A growing world population, increased prosperity in emerging economies, a transfer of agricultural land to biofuel crops, and a dramatic rise in land-grabs by China, South Korea and Saudi Arabia have combined with speculative investing to fuel startling gyrations in commodity prices on world markets.
First, there was the spike that saw oil rise to $147 a barrel 15 months ago, pulling agricultural commodities in its slipstream. While the bank crisis saw a rapid puncturing of bubbles as banks deleveraged, analysts confirm that in the past six months, up to half of the new liquidity given to banks by governments has gone into commodities, sparking a fresh boom.
Andrew Jarvis, a former policy adviser in the Cabinet Office and now a senior research fellow at Chatham House, says: "There are a lot of stories on food markets that are all simultaneously true."
On the face of it, this should play into the hands of food producers in the developing world. But higher inputs – the cost of fertilisers, seeds and machinery – have hurt them badly. The result is that the number of people starving has risen from 830 million to one billion in just over one year, according to the UN’s Food and Agriculture Organisation.
"The World Bank was insufficiently engaged in harnessing the power of agriculture and development and we are now gradually moving to engagement," says Mark Cackler, manager of the agriculture and rural development department at the World Bank. "Seventy-five per cent of the poor are mostly engaged in farming. To achieve a reduction in poverty we have to work with [them]."
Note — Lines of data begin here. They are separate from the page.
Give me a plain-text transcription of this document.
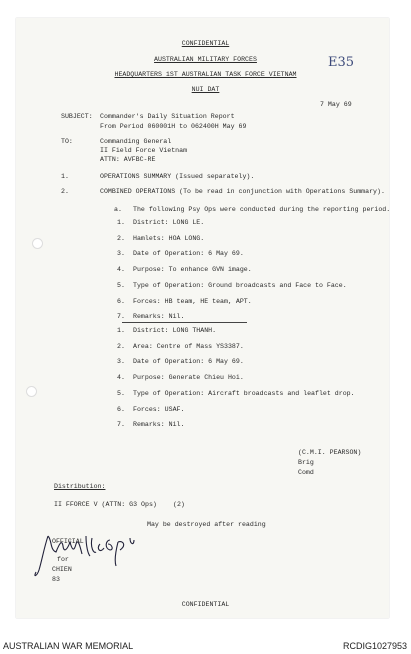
CONFIDENTIAL
AUSTRALIAN MILITARY FORCES
HEADQUARTERS 1ST AUSTRALIAN TASK FORCE VIETNAM
NUI DAT
E35
7 May 69
SUBJECT: Commander's Daily Situation Report
From Period 060001H to 062400H May 69
TO:	Commanding General
II Field Force Vietnam
ATTN: AVFBC-RE
1.	OPERATIONS SUMMARY (Issued separately).
2.	COMBINED OPERATIONS (To be read in conjunction with Operations Summary).
a. The following Psy Ops were conducted during the reporting period.
1. District: LONG LE.
2. Hamlets: HOA LONG.
3. Date of Operation: 6 May 69.
4. Purpose: To enhance GVN image.
5. Type of Operation: Ground broadcasts and Face to Face.
6. Forces: HB team, HE team, APT.
7. Remarks: Nil.
1. District: LONG THANH.
2. Area: Centre of Mass YS3387.
3. Date of Operation: 6 May 69.
4. Purpose: Generate Chieu Hoi.
5. Type of Operation: Aircraft broadcasts and leaflet drop.
6. Forces: USAF.
7. Remarks: Nil.
(C.M.I. PEARSON)
Brig
Comd
Distribution:
II FFORCE V (ATTN: G3 Ops) (2)
May be destroyed after reading
OFFICIAL
for
CHIEN
83
CONFIDENTIAL
AUSTRALIAN WAR MEMORIAL	RCDIG1027953
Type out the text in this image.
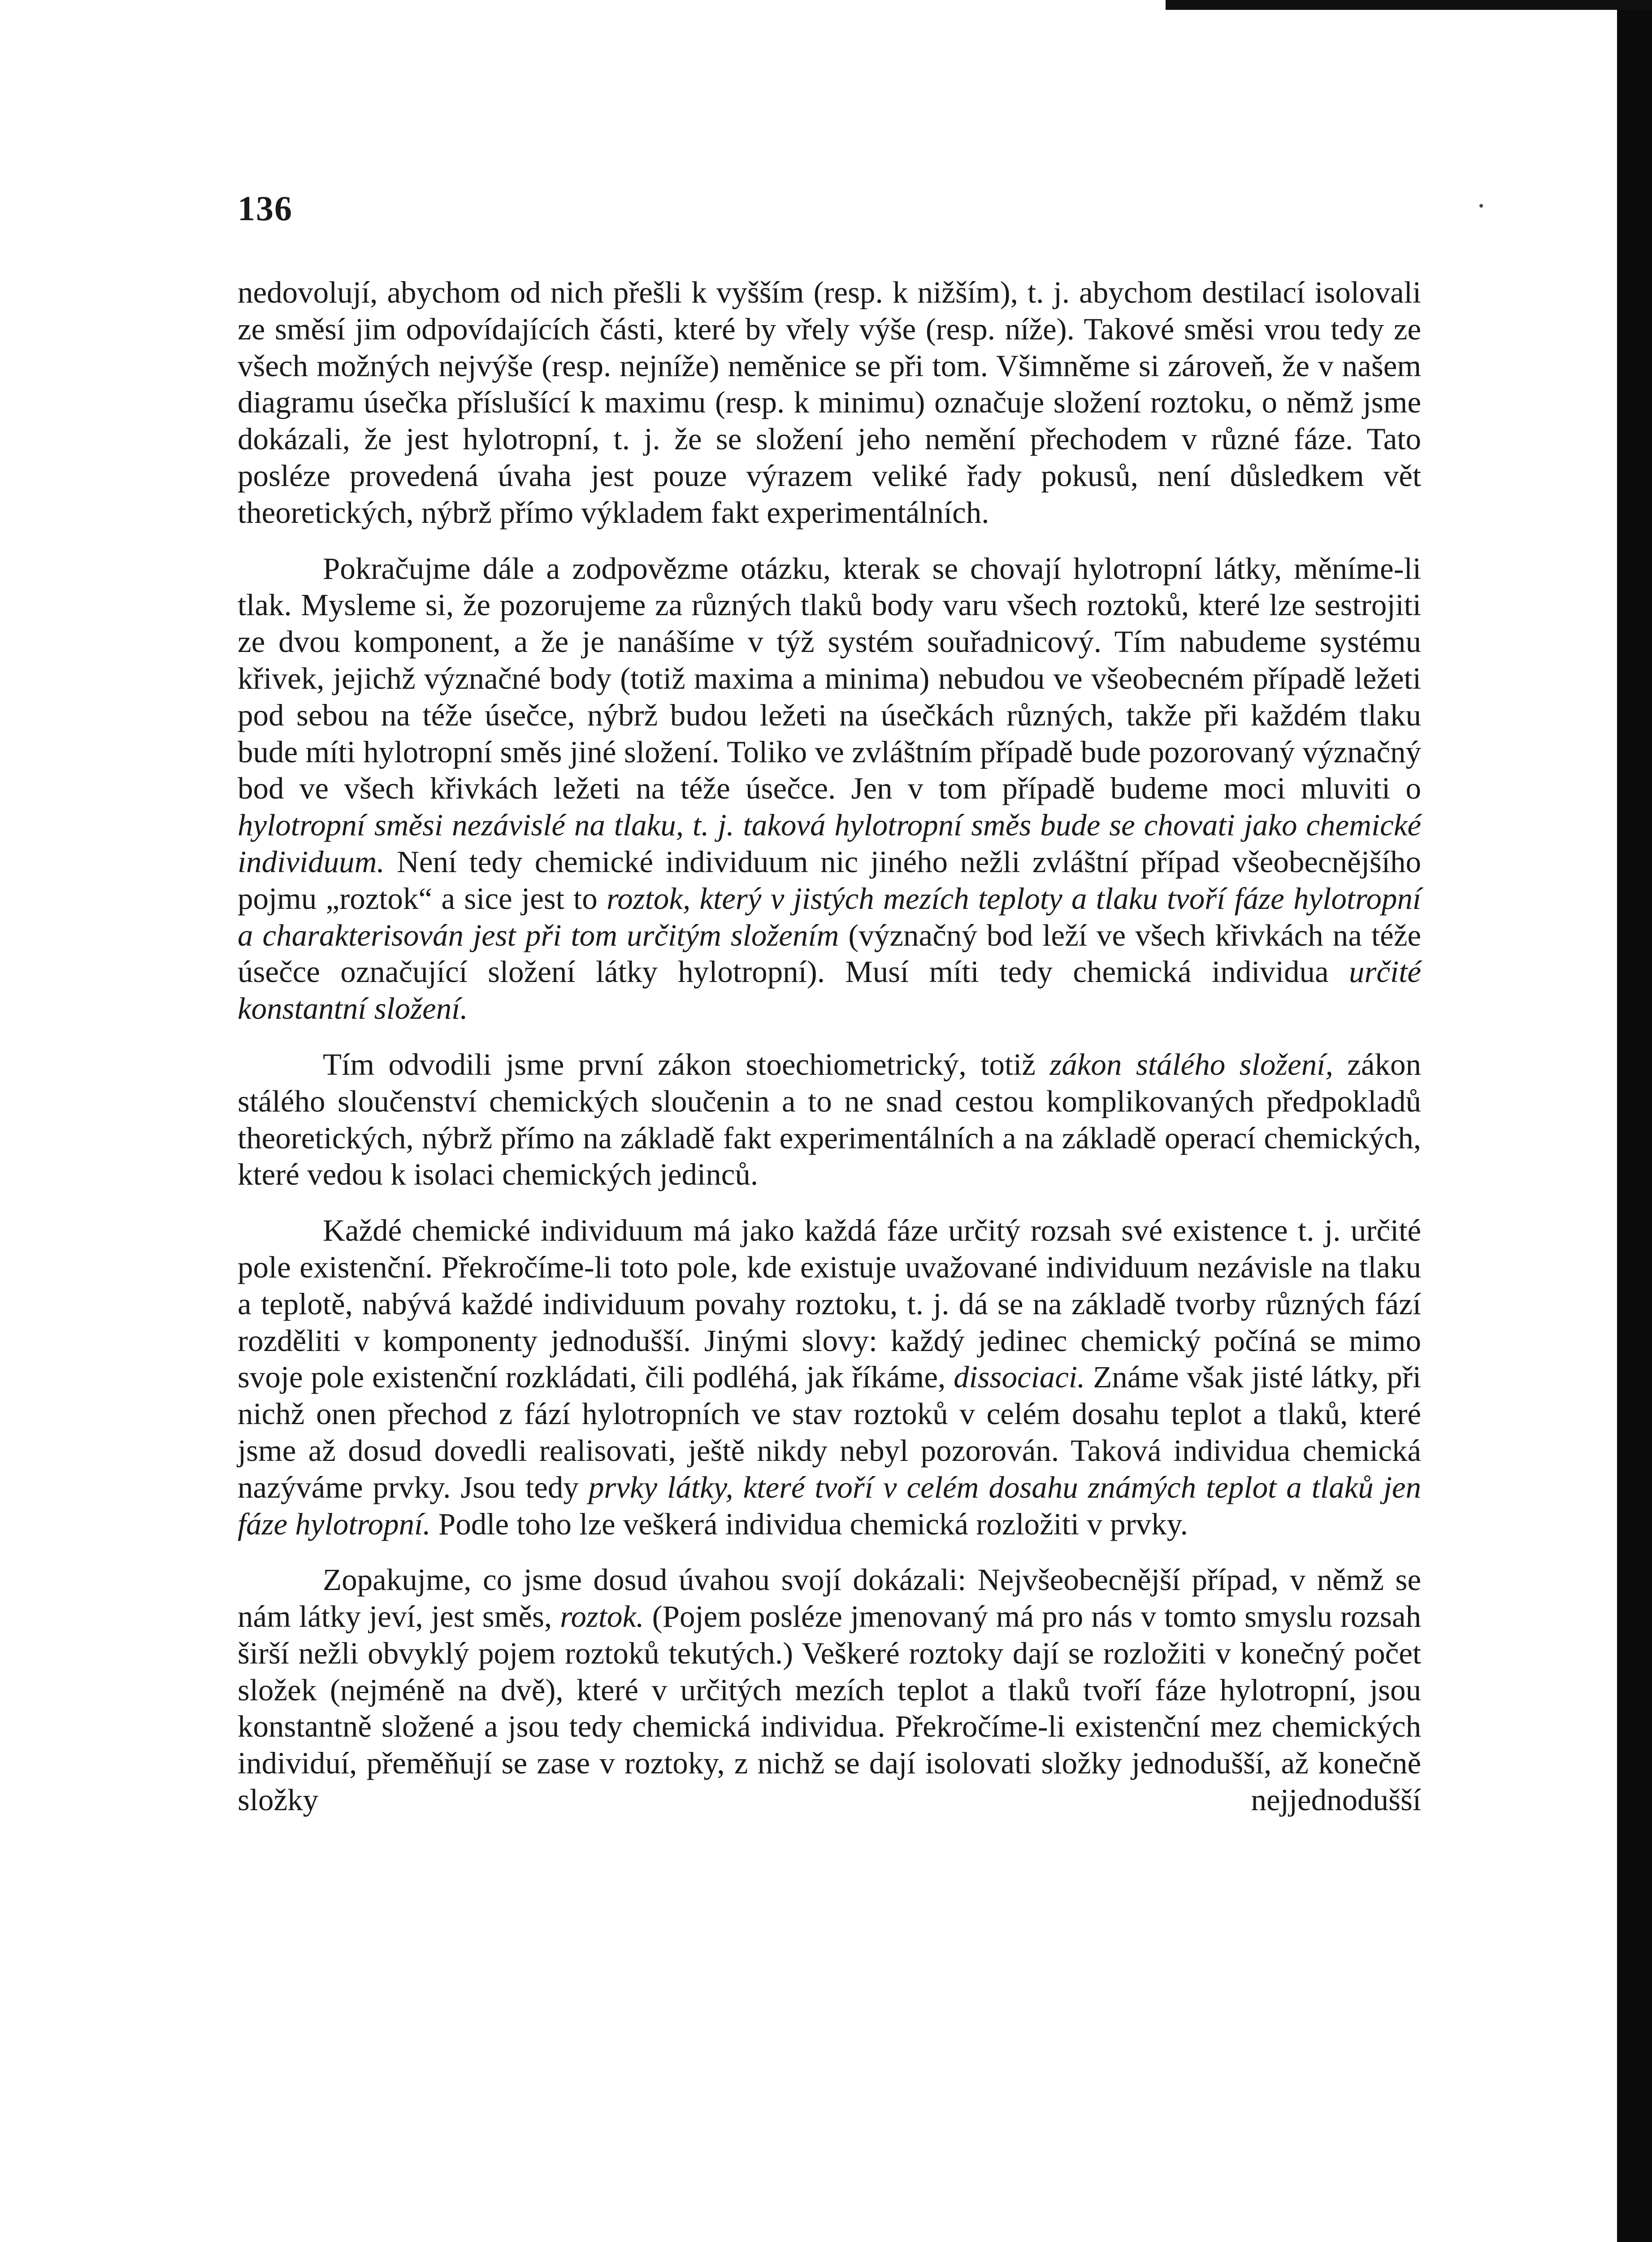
136

nedovolují, abychom od nich přešli k vyšším (resp. k nižším), t. j. abychom destilací isolovali ze směsí jim odpovídajících části, které by vřely výše (resp. níže). Takové směsi vrou tedy ze všech možných nejvýše (resp. nejníže) neměnice se při tom. Všimněme si zároveň, že v našem diagramu úsečka příslušící k maximu (resp. k minimu) označuje složení roztoku, o němž jsme dokázali, že jest hylotropní, t. j. že se složení jeho nemění přechodem v různé fáze. Tato posléze provedená úvaha jest pouze výrazem veliké řady pokusů, není důsledkem vět theoretických, nýbrž přímo výkladem fakt experimentálních.

Pokračujme dále a zodpovězme otázku, kterak se chovají hylotropní látky, měníme-li tlak. Mysleme si, že pozorujeme za různých tlaků body varu všech roztoků, které lze sestrojiti ze dvou komponent, a že je nanášíme v týž systém souřadnicový. Tím nabudeme systému křivek, jejichž význačné body (totiž maxima a minima) nebudou ve všeobecném případě ležeti pod sebou na téže úsečce, nýbrž budou ležeti na úsečkách různých, takže při každém tlaku bude míti hylotropní směs jiné složení. Toliko ve zvláštním případě bude pozorovaný význačný bod ve všech křivkách ležeti na téže úsečce. Jen v tom případě budeme moci mluviti o hylotropní směsi nezávislé na tlaku, t. j. taková hylotropní směs bude se chovati jako chemické individuum. Není tedy chemické individuum nic jiného nežli zvláštní případ všeobecnějšího pojmu „roztok“ a sice jest to roztok, který v jistých mezích teploty a tlaku tvoří fáze hylotropní a charakterisován jest při tom určitým složením (význačný bod leží ve všech křivkách na téže úsečce označující složení látky hylotropní). Musí míti tedy chemická individua určité konstantní složení.

Tím odvodili jsme první zákon stoechiometrický, totiž zákon stálého složení, zákon stálého sloučenství chemických sloučenin a to ne snad cestou komplikovaných předpokladů theoretických, nýbrž přímo na základě fakt experimentálních a na základě operací chemických, které vedou k isolaci chemických jedinců.

Každé chemické individuum má jako každá fáze určitý rozsah své existence t. j. určité pole existenční. Překročíme-li toto pole, kde existuje uvažované individuum nezávisle na tlaku a teplotě, nabývá každé individuum povahy roztoku, t. j. dá se na základě tvorby různých fází rozděliti v komponenty jednodušší. Jinými slovy: každý jedinec chemický počíná se mimo svoje pole existenční rozkládati, čili podléhá, jak říkáme, dissociaci. Známe však jisté látky, při nichž onen přechod z fází hylotropních ve stav roztoků v celém dosahu teplot a tlaků, které jsme až dosud dovedli realisovati, ještě nikdy nebyl pozorován. Taková individua chemická nazýváme prvky. Jsou tedy prvky látky, které tvoří v celém dosahu známých teplot a tlaků jen fáze hylotropní. Podle toho lze veškerá individua chemická rozložiti v prvky.

Zopakujme, co jsme dosud úvahou svojí dokázali: Nejvšeobecnější případ, v němž se nám látky jeví, jest směs, roztok. (Pojem posléze jmenovaný má pro nás v tomto smyslu rozsah širší nežli obvyklý pojem roztoků tekutých.) Veškeré roztoky dají se rozložiti v konečný počet složek (nejméně na dvě), které v určitých mezích teplot a tlaků tvoří fáze hylotropní, jsou konstantně složené a jsou tedy chemická individua. Překročíme-li existenční mez chemických individuí, přeměňují se zase v roztoky, z nichž se dají isolovati složky jednodušší, až konečně složky nejjednodušší
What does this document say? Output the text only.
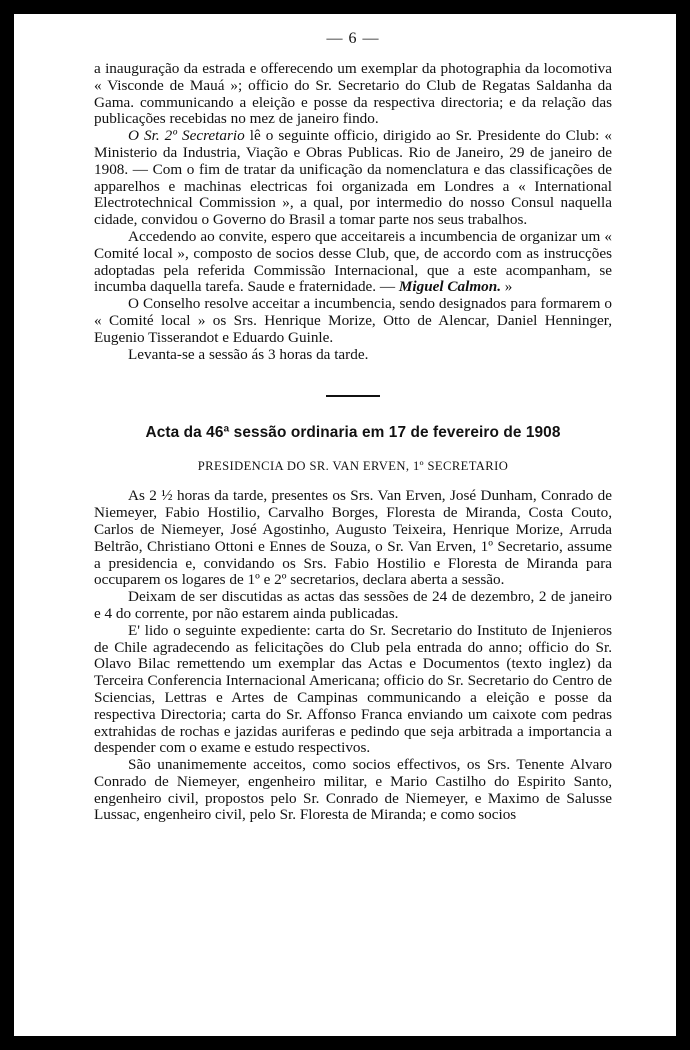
— 6 —

a inauguração da estrada e offerecendo um exemplar da photographia da locomotiva « Visconde de Mauá »; officio do Sr. Secretario do Club de Regatas Saldanha da Gama. communicando a eleição e posse da respectiva directoria; e da relação das publicações recebidas no mez de janeiro findo.

O Sr. 2º Secretario lê o seguinte officio, dirigido ao Sr. Presidente do Club: « Ministerio da Industria, Viação e Obras Publicas. Rio de Janeiro, 29 de janeiro de 1908. — Com o fim de tratar da unificação da nomenclatura e das classificações de apparelhos e machinas electricas foi organizada em Londres a « International Electrotechnical Commission », a qual, por intermedio do nosso Consul naquella cidade, convidou o Governo do Brasil a tomar parte nos seus trabalhos.

Accedendo ao convite, espero que acceitareis a incumbencia de organizar um « Comité local », composto de socios desse Club, que, de accordo com as instrucções adoptadas pela referida Commissão Internacional, que a este acompanham, se incumba daquella tarefa. Saude e fraternidade. — Miguel Calmon. »

O Conselho resolve acceitar a incumbencia, sendo designados para formarem o « Comité local » os Srs. Henrique Morize, Otto de Alencar, Daniel Henninger, Eugenio Tisserandot e Eduardo Guinle.

Levanta-se a sessão ás 3 horas da tarde.

Acta da 46ª sessão ordinaria em 17 de fevereiro de 1908
PRESIDENCIA DO SR. VAN ERVEN, 1º SECRETARIO

As 2 ½ horas da tarde, presentes os Srs. Van Erven, José Dunham, Conrado de Niemeyer, Fabio Hostilio, Carvalho Borges, Floresta de Miranda, Costa Couto, Carlos de Niemeyer, José Agostinho, Augusto Teixeira, Henrique Morize, Arruda Beltrão, Christiano Ottoni e Ennes de Souza, o Sr. Van Erven, 1º Secretario, assume a presidencia e, convidando os Srs. Fabio Hostilio e Floresta de Miranda para occuparem os logares de 1º e 2º secretarios, declara aberta a sessão.

Deixam de ser discutidas as actas das sessões de 24 de dezembro, 2 de janeiro e 4 do corrente, por não estarem ainda publicadas.

E' lido o seguinte expediente: carta do Sr. Secretario do Instituto de Injenieros de Chile agradecendo as felicitações do Club pela entrada do anno; officio do Sr. Olavo Bilac remettendo um exemplar das Actas e Documentos (texto inglez) da Terceira Conferencia Internacional Americana; officio do Sr. Secretario do Centro de Sciencias, Lettras e Artes de Campinas communicando a eleição e posse da respectiva Directoria; carta do Sr. Affonso Franca enviando um caixote com pedras extrahidas de rochas e jazidas auriferas e pedindo que seja arbitrada a importancia a despender com o exame e estudo respectivos.

São unanimemente acceitos, como socios effectivos, os Srs. Tenente Alvaro Conrado de Niemeyer, engenheiro militar, e Mario Castilho do Espirito Santo, engenheiro civil, propostos pelo Sr. Conrado de Niemeyer, e Maximo de Salusse Lussac, engenheiro civil, pelo Sr. Floresta de Miranda; e como socios
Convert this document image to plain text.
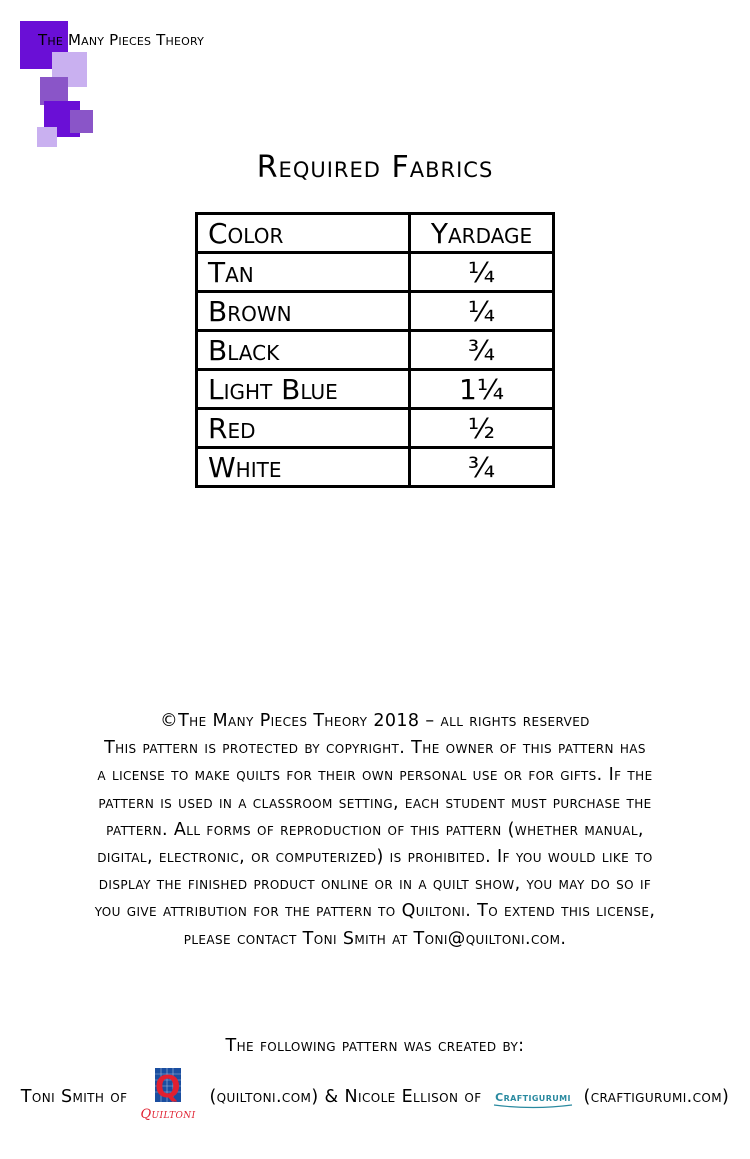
The Many Pieces Theory
Required Fabrics
Color	Yardage
Tan	¼
Brown	¼
Black	¾
Light Blue	1¼
Red	½
White	¾
©The Many Pieces Theory 2018 – all rights reserved
This pattern is protected by copyright. The owner of this pattern has
a license to make quilts for their own personal use or for gifts. If the
pattern is used in a classroom setting, each student must purchase the
pattern. All forms of reproduction of this pattern (whether manual,
digital, electronic, or computerized) is prohibited. If you would like to
display the finished product online or in a quilt show, you may do so if
you give attribution for the pattern to Quiltoni. To extend this license,
please contact Toni Smith at Toni@quiltoni.com.
The following pattern was created by:
Toni Smith of Q
Quiltoni
(quiltoni.com) & Nicole Ellison of Craftigurumi (craftigurumi.com)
That may be, but smallholders are having to cope with a new threat: land-grabs. Concern in China, South Korea and Gulf states over how they will feed their growing populations amid pressure on water resources and the effects of climate change has prompted a new rush for land in Africa, eastern Europe and parts of Asia. The International Food Policy Research Institute has reported that 8.66m hectares – an area about the same size as Italy’s arable land – has been snapped up in Africa by emerging economies. But the real figure could be much higher.
Commodity experts such as Goldman Sachs’s Currie believe that land-grabbing is a good thing. He argues it will lead to more investment in agriculture. But others worry that the phenomenon will see farmers thrown off their land as more powerful forces move in.
The billionaire speculator George Soros highlighted the land-buying frenzy earlier this year. "I’m convinced farm land is going to be one of the best investments of our time," he said. "Eventually, of course, food prices will get high enough that the market probably will be flooded with supply through development of new land or technology or both, and the bull market will end. But that’s a long way away yet."
Especially if recent UN projections are to be believed. They suggest that if the world’s population reaches 9.1 billion by 2050, it will require a 70% increase in food production from 2007 levels, including a 900m tonne (43%) increase in cereal production and a 200m tonne (74%) increase in meat production.
G8 world leaders, at their summit in Italy in July, promised $20bn (£12bn) to combat the growing food crisis in the developing world. But senior observers have suggested this will amount to just $3bn of new money.
In two weeks, the UN will hold its second emergency food summit in Rome. Leaders of 30 countries and the Pope are slated to attend. For Sumani Subramani, the villagers of Thatarber Manihatty and the two billion people who rely on smallholder farming to eat, the world’s leaders need to furnish them with the wherewithal to survive.